MVP is done. What to do next?
Let’s say, you have an MVP. In a perfect world, you’ve built it in a month. Now what? Spend 2 more months to build fancy stuff and make it as ‘done’ as you’d like it to be? Maybe put it on hold until raising the capital?
Nah man, it won’t work well.
The ‘MVP done’ stage is not about jamming features that you skipped at the very beginning. Neither a thing that you build only once and the job is done. It’s more about constantly testing the market and learning from that.
Before you shell out thousands of dollars to get it off the ground, bring to notice these three ‘How to proceed with an MVP’ steps.
1. Get out there
House, office, whatever. Then talk to real people. Reach out ones, who, you think, may pay for the product as it would solve their problem.
Having 10 people who can buy the app is a good start. I mean someone else but your mom or best friend
Once you reach out to potential customers, let them test your idea. It might be a demo you give someone over lunch or trial version. I mean giving something tangible right into their hands.

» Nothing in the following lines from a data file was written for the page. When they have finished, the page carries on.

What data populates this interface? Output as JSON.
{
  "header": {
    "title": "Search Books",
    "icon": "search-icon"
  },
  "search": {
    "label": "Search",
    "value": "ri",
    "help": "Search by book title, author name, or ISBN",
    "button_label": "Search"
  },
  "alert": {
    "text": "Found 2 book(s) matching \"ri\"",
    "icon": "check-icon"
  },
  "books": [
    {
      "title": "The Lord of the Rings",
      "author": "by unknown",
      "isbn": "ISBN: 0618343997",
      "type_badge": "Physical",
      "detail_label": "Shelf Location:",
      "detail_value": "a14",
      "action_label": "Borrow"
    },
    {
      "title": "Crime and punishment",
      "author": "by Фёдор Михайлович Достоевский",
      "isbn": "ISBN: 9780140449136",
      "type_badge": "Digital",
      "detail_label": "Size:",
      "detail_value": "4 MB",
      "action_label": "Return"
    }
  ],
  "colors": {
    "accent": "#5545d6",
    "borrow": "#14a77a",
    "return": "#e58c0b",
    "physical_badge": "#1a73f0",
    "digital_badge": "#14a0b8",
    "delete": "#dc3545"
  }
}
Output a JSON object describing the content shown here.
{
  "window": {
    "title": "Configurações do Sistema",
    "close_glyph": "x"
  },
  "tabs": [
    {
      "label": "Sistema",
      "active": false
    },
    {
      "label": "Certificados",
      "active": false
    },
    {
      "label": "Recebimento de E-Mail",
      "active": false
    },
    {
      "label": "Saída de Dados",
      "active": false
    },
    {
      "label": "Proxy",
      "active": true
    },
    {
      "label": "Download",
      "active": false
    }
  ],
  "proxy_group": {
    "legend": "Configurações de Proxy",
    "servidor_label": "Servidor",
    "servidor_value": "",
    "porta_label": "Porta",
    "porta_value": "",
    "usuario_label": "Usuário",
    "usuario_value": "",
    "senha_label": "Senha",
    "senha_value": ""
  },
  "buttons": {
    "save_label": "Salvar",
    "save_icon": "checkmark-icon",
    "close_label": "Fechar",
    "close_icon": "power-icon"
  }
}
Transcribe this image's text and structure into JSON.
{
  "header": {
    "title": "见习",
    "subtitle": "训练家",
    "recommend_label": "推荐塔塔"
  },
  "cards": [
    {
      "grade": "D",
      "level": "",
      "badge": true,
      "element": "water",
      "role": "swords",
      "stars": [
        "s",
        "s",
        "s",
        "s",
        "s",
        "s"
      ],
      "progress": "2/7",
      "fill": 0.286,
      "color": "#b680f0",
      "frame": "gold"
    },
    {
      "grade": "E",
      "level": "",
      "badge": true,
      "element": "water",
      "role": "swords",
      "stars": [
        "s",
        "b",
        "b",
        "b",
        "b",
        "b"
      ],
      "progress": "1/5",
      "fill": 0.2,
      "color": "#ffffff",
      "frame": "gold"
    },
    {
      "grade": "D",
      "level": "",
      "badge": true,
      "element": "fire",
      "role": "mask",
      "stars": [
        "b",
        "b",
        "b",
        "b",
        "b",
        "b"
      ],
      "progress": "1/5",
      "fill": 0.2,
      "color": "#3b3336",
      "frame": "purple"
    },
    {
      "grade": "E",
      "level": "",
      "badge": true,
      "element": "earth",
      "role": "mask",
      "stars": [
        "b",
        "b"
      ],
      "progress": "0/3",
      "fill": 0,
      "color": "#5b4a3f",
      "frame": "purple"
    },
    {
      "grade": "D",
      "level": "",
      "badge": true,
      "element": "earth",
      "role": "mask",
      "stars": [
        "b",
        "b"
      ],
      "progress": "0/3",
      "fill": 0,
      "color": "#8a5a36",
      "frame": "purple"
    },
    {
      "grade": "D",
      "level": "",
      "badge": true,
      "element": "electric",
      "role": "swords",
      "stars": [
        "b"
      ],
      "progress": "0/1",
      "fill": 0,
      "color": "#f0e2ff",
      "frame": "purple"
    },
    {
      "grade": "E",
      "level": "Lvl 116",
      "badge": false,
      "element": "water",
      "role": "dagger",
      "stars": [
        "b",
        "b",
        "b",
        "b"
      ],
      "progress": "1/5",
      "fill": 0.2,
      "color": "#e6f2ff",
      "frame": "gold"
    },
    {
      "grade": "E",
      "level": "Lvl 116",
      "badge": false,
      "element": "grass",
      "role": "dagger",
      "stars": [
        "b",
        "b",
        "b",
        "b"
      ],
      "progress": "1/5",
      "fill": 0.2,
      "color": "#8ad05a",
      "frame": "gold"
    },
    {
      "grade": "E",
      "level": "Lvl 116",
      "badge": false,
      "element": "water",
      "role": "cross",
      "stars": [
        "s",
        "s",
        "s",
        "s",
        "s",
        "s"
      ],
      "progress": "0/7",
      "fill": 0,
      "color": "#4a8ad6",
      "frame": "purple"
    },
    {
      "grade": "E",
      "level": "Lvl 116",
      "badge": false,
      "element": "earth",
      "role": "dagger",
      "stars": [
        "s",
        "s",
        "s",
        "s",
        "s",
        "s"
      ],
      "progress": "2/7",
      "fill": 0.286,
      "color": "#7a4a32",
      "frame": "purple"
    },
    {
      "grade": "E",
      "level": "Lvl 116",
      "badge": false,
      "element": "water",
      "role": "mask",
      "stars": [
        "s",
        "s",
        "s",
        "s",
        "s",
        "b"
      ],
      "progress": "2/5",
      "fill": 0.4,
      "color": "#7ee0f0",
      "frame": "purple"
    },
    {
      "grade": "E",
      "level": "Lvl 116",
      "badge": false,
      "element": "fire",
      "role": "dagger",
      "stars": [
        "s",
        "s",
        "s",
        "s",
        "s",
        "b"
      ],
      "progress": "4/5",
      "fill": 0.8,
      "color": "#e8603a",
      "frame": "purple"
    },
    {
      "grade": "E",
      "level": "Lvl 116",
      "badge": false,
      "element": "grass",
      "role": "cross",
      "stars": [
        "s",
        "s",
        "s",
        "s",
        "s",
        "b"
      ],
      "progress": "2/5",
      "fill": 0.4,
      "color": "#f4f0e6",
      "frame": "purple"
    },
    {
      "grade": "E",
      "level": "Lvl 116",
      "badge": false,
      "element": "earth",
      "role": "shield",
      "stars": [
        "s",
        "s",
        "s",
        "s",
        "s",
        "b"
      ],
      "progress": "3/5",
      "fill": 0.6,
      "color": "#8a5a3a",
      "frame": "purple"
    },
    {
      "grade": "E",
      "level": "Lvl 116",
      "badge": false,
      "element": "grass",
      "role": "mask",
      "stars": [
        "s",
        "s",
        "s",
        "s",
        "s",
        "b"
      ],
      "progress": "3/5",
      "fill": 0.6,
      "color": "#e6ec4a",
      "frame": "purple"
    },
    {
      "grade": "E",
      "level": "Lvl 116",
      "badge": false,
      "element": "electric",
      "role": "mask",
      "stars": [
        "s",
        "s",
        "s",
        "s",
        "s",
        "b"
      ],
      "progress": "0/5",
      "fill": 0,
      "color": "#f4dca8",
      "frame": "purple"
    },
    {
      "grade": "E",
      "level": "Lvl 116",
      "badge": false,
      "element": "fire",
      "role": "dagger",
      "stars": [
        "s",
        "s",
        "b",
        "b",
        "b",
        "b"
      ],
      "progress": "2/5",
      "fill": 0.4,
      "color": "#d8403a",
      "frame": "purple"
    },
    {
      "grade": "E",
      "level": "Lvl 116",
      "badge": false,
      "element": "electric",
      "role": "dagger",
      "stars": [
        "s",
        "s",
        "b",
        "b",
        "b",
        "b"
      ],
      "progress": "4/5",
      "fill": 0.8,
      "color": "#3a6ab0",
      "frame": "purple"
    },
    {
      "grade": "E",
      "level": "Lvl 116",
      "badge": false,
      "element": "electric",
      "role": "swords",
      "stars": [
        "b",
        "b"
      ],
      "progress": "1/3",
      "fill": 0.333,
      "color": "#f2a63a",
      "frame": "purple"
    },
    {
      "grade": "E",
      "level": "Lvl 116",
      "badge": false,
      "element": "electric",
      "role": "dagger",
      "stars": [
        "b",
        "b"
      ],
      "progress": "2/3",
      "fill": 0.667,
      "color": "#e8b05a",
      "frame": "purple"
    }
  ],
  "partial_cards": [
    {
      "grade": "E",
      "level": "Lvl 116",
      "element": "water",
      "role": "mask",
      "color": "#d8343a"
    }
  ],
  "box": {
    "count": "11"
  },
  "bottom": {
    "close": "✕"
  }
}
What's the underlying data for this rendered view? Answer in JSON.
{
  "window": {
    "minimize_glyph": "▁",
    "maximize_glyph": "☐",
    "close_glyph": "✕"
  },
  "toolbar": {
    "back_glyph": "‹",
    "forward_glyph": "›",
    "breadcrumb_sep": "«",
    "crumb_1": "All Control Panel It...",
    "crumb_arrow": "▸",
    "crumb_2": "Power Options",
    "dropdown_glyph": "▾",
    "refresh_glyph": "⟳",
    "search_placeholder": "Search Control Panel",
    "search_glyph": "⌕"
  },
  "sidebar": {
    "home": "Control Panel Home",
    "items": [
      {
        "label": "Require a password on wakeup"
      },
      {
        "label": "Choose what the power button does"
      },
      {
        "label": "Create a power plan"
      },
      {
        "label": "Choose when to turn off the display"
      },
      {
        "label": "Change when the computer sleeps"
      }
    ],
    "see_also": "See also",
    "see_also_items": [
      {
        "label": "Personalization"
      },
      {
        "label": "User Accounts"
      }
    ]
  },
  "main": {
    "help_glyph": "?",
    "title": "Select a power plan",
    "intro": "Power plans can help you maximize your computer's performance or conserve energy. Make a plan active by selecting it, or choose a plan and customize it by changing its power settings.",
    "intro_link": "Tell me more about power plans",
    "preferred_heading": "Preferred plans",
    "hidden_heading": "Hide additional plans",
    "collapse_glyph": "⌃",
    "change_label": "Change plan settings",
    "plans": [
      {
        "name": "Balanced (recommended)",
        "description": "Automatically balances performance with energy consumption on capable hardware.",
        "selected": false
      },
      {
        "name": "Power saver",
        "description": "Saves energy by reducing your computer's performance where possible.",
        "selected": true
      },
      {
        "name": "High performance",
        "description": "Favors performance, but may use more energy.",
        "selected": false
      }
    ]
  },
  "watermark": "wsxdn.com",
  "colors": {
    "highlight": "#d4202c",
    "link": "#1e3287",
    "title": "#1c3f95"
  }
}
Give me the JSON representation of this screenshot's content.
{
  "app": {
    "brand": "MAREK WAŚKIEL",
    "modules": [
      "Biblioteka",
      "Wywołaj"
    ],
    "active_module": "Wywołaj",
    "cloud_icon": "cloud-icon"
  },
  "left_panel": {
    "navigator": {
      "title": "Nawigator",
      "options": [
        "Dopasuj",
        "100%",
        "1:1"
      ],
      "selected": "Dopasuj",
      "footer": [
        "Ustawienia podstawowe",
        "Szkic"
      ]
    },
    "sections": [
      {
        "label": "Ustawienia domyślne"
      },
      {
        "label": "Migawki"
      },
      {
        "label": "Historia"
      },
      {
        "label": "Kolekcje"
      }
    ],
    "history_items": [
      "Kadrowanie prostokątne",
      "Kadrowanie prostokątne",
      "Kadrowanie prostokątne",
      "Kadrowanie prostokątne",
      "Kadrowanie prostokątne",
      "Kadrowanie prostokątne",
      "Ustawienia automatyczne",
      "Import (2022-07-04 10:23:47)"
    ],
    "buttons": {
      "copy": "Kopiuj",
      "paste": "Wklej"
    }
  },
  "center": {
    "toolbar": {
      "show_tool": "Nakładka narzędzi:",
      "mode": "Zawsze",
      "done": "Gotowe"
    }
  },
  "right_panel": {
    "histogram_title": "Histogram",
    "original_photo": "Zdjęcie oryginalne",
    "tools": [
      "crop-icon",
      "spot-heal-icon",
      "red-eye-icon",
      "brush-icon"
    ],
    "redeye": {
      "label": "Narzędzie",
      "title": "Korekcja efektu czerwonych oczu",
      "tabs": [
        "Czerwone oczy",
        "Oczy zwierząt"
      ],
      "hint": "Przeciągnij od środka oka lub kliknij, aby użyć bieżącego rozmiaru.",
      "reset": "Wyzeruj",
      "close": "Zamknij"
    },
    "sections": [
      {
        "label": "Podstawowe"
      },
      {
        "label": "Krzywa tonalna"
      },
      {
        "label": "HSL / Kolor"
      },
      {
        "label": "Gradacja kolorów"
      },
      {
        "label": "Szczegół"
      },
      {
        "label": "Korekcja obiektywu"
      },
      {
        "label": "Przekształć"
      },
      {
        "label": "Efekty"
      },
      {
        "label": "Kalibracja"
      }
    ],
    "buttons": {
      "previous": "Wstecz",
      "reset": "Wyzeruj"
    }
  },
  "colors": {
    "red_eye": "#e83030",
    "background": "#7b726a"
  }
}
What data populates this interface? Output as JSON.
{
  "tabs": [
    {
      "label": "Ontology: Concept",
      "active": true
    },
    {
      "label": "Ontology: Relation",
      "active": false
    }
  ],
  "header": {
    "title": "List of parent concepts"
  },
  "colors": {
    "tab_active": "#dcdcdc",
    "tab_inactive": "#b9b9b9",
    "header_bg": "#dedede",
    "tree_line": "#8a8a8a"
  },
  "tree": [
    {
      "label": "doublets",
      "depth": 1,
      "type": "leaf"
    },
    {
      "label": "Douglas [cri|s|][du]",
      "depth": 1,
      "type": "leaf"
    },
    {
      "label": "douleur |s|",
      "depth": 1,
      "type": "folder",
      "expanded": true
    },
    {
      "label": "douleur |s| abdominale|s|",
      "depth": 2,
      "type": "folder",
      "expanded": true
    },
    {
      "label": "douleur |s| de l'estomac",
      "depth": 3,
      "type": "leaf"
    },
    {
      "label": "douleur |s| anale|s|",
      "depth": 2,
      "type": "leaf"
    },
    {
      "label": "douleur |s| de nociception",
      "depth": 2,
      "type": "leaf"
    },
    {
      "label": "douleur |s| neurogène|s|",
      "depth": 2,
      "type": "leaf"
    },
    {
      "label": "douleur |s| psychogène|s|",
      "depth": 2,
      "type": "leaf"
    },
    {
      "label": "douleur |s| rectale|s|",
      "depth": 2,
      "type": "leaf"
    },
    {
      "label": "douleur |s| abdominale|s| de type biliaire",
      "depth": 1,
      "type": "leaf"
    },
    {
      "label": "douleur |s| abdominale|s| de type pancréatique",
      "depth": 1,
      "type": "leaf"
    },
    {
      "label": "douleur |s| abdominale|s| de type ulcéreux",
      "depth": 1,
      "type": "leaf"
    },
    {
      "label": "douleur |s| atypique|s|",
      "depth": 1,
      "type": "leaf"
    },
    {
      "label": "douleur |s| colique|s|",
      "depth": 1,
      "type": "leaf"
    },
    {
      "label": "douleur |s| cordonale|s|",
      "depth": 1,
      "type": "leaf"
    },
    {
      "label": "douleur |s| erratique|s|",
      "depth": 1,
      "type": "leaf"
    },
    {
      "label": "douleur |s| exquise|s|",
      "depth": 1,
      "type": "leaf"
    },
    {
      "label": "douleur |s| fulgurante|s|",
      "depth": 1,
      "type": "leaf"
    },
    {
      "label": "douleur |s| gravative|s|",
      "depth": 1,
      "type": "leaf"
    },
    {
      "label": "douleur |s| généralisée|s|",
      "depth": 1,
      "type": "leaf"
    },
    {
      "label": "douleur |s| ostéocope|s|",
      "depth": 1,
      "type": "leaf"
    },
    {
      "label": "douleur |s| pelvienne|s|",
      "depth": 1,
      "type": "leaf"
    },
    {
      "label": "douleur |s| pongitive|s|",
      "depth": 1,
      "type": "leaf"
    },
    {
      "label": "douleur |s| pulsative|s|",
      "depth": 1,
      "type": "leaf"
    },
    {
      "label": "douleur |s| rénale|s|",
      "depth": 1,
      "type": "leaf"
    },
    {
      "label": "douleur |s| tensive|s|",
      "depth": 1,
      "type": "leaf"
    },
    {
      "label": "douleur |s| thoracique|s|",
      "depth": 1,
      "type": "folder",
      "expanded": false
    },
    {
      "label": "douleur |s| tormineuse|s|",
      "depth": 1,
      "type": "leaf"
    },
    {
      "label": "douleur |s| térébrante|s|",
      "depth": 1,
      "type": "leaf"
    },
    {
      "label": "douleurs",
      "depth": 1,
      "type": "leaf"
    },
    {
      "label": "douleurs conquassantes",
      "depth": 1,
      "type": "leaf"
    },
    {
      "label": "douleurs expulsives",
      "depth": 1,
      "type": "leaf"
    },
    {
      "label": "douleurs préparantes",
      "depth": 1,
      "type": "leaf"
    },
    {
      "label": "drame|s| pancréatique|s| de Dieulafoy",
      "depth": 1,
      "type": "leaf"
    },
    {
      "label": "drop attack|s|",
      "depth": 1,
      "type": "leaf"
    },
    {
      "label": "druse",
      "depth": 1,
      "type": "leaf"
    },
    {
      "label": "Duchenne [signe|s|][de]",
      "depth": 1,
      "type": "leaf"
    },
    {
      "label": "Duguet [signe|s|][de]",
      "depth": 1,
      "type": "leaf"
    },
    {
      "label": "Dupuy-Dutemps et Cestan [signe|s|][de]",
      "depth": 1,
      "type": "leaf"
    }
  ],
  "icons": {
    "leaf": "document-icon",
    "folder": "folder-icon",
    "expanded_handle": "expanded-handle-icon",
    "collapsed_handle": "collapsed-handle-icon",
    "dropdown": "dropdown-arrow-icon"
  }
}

2. Gain feedback along the way
Get to know people’s feelings and wishes through questioning. Use the superpower of open-ended questions to get more detailed feedback. Ask something that requires more than ‘yes/no’ response.
You don’t need to get tons of compliments about how good your app idea is. Getting ‘good results’ never means having a good conversation. Everything you need is to get to the truth. Even if it hurts.
By saying ‘get to the truth’, I mean something like:
Them: ‘Well, kinda cool. Love it’. (compliment that costs nothing)
You: ‘Oh btw, how you handle this issue now?
Them: ‘You know, this isn’t a big issue at all. Actually, I don’t care.’
The worst thing that could happen is zero people to talk to. Although, even with bad or no answers, you’re still on to something. Because a day of real conversation (at least, a try to talk to) is always better than weeks of philosophizing.
So once again, ask anything that matters. Because you’re not them. Because they’ll give you a clue on what to retain or let go. Not vice versa.
Just stop philosophizing and get to the truth
3. Measure the results and learn from that
Capture feedback to make future iterations better.
Functionality is ok, but the design (UX?) is a disaster? → Refine it and give the app an aesthetic appeal.
10 users have the same issue? → More likely need a fix
Just one user encounters a bug? → Ensure it’s not specific to that user’s device
Here’s the one thing to clear up. It’s not about building every feature just because someone ‘won’t buy your app without THIS’. Refine what 80% of users ask for. Crude, but very useful.
As for the metrics to rely on, my response is simply stupid — it depends. It really depends on your business goals and the type of product you build. At the same time metrics like user sign-ups, reviews, and direct feedback are always actionable — regardless of what you choose, it should be comparative and understandable.
One more thing I should mention. Remember, it’s just an MVP, so high numbers would happen somewhere else.
If the idea fails (poor outcome plus zero or bad feedback), junk it. Or try pivot. Actually, there’s almost always something you can do until you succeed. And of course, as long as you have money in the bank:-)
P.S: Don’t treat your MVP like the Sims player
When it comes to businesses, there’s no such thing as ctrl-shift-whatever cheat code that would bring you infinite money. So, simply roll out with the most basic ‘home’ version and play with it. Once you expand you can dither with colors and knock down the walls. Iteratively. Room by room, here and there.